T3E Processing Element (PE) Block Diagram Control & External E-Registers
T3E Global Communication • E-registers: • Extend the physical address space of the CPU. • Increase degree of pipelining for global memory requests. • Direct loads and stores performed between E-registers and CPU. • Global E-register operations used for global data transfer (local or remote), messaging, and atomic-operation synchronization. • Global E-register operations use a global virtual address formed by shell logic: • Virtual PE address translated to physical PE at the source. • Virtual address transmitted across the net is translated to a physical address using a global translation buffer at the target PE • Data distribution features of many implicit programming languages (i.e broadcast/gather/scatter) supported using an integrated hardware centrifuge.
Remote Data Access Using E-Registers • Loading remote data into an E-register involves three steps: • The processor portion of the global virtual address is constructed in an address E-register • A get command is issued via a store to a special region in memory that specifies the destination E-register • Get command sets the destination E-register to empty • Causes the remote read to be performed and the destination E-register to be loaded with the data and set to full when the get completes. • Finally the data is read into the processor via a load from the data E-register • If the processor attempts to load from an empty E-register, the memory operation is stalled until the get completes. • The process for a remote put is similar, except the store data is placed in the data E-register specified in the put command while another address E-register has global virtual address.

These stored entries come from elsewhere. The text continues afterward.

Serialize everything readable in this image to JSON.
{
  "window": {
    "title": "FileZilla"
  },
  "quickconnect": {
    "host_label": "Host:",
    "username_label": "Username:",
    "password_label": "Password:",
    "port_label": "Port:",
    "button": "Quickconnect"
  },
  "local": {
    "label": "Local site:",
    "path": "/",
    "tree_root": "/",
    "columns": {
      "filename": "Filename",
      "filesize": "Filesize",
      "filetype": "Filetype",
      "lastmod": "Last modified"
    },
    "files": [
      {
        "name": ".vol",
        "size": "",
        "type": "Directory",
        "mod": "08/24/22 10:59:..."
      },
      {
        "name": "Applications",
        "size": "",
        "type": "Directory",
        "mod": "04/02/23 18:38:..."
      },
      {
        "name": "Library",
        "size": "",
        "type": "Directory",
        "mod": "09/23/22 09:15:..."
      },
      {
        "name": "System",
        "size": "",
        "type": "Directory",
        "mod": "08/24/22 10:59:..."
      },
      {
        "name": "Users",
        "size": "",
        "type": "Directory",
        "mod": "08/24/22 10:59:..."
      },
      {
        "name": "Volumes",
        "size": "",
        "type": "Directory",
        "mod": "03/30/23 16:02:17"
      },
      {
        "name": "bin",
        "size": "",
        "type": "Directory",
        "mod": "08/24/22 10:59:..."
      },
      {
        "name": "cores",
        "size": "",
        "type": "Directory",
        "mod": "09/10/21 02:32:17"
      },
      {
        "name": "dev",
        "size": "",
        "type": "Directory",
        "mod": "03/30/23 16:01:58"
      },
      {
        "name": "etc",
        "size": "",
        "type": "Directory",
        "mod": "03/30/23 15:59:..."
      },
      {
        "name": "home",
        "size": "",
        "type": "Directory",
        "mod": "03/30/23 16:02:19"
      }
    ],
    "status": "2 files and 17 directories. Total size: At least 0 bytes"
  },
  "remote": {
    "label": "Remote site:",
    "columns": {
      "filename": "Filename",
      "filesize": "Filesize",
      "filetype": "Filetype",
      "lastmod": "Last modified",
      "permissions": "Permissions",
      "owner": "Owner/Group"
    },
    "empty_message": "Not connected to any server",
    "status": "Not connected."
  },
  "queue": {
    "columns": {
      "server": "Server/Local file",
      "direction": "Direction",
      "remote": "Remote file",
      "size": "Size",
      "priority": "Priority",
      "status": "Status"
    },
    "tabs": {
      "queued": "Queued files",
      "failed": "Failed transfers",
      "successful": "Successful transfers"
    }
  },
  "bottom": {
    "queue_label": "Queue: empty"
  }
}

T3E Barrier/Eureka Synchronization • Barriers allow a set of participating processors to determine when all processors have signaled some event • Eurekas allow a set of processors to determine when any one of the processors has signaled some event. • The T3E provides a set of 32 barrier/eureka synchronization units (BSUs) at each processor. • The BSUs are accessible as memory-mapped registers and are allocated and protected via the address translation mechanism. • A set of processors can be given access to a particular BSU through which they can perform barrier and/or eureka synchronization. • Multiple disjoint sets of processors may reuse the same logical BSU. • A BSU at a processor can be in one of several states. • Processors can read this state and perform operations on the BSU via load and store operations.